An Interview with... Dr. Stephen J. Ettinger
The development of the veterinary specialties—not only the veterinarians who are board-certified but also those general practitioners who have developed on their own—advancing this profession as well as themselves.
Who was your most memorable patient and why?I honestly don't think I have an answer to that. I have been blessed with so many wonderful clients and patients. Every day I see new and old clients, people who are on their third generation of pets with me and who I still love to meet and greet. As a perfectionist, I tend to remember those patients that, despite my best efforts, I did not succeed with. Regardless, I've learned from my mistakes and, I hope, have became a better veterinarian as a result.
Who inspired you most in your career and why?
Without a doubt it was Dr. Bob Kirk, who gave me the impetus for small-animal medicine and who let me know what we as veterinarians could do. I owe my career to his mentorship and teaching.
What was the best professional advice you ever received?
What would you advise a new graduate?
Every year, I tell new graduates how fortunate they are to be in a profession where we love what we do—the pets, the science, and the owners. Even after all these years, going to work is still a pleasure.
What would you have liked to do if you hadn't become a veterinarian?
Become a veterinarian.
Are you a cat person or a dog person?
We have both at home, but I think I bond more with the dogs. However, I am reminded daily of the saying, "Every man who has a dog to adore him needs a cat to ignore him."
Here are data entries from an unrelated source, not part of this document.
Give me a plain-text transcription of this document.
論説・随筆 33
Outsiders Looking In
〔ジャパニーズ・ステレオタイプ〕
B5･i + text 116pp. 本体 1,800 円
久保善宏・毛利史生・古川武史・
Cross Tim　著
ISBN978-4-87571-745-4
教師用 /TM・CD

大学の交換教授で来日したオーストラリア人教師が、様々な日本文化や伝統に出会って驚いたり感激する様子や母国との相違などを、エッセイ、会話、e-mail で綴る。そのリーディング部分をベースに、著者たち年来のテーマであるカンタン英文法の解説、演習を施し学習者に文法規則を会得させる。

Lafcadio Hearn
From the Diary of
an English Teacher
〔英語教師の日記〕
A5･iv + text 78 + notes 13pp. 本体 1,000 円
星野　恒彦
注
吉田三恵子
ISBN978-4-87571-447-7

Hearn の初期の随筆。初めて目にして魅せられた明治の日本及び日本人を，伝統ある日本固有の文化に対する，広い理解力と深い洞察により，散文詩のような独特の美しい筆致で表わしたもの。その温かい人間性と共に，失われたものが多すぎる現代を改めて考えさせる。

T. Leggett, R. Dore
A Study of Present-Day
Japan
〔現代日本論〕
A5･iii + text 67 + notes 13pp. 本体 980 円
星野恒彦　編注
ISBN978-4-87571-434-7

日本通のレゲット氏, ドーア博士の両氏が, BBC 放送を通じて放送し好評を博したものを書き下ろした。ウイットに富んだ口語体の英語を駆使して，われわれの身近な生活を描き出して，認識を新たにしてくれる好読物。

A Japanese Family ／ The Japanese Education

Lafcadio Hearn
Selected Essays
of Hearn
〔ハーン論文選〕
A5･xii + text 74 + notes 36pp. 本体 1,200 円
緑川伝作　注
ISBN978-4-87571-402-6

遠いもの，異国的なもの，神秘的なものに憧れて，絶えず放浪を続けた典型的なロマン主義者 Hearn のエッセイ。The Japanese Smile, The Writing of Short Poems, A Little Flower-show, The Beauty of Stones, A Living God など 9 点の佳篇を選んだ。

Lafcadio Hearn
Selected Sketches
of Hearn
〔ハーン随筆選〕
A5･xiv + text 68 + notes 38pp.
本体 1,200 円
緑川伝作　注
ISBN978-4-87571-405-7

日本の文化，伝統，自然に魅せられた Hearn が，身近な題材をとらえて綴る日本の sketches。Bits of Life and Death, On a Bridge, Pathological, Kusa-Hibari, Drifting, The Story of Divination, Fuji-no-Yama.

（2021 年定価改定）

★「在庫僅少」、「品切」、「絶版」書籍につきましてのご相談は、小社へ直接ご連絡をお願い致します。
What book are you reading now?
I read a lot, both fiction and nonfiction. I like all of Paul Theroux's nonfiction travel books, and I just finished The DaVinci Code by Dan Brown. I have read most of Peter Matthiessen's books, and I especially enjoyed reading both the fiction and nonfiction of V.S. Naipaul. I usually read two or three books at a time. On my desk now are Beyond Belief: The Secret Gospel of Thomas by Elaine Pagels, In a Sunburned Country by Bill Bryson, and Angels & Demons by Dan Brown.
What would you include on your personal jukebox?
I listen to music from the 1960s and '70s, plus a good deal of classical music. My kids think it is all terrible—just what I thought of the music my folks listened to.
What part of your work do you enjoy most?
The people and their pets. Without the people the pets would often not be terribly interesting, but with them the story is complete.
What do you consider the greatest threat to the profession?
The tendency to work less and, perhaps, to take less personal responsibility. I hope that these are just the thoughts of an older person reflecting on newer times.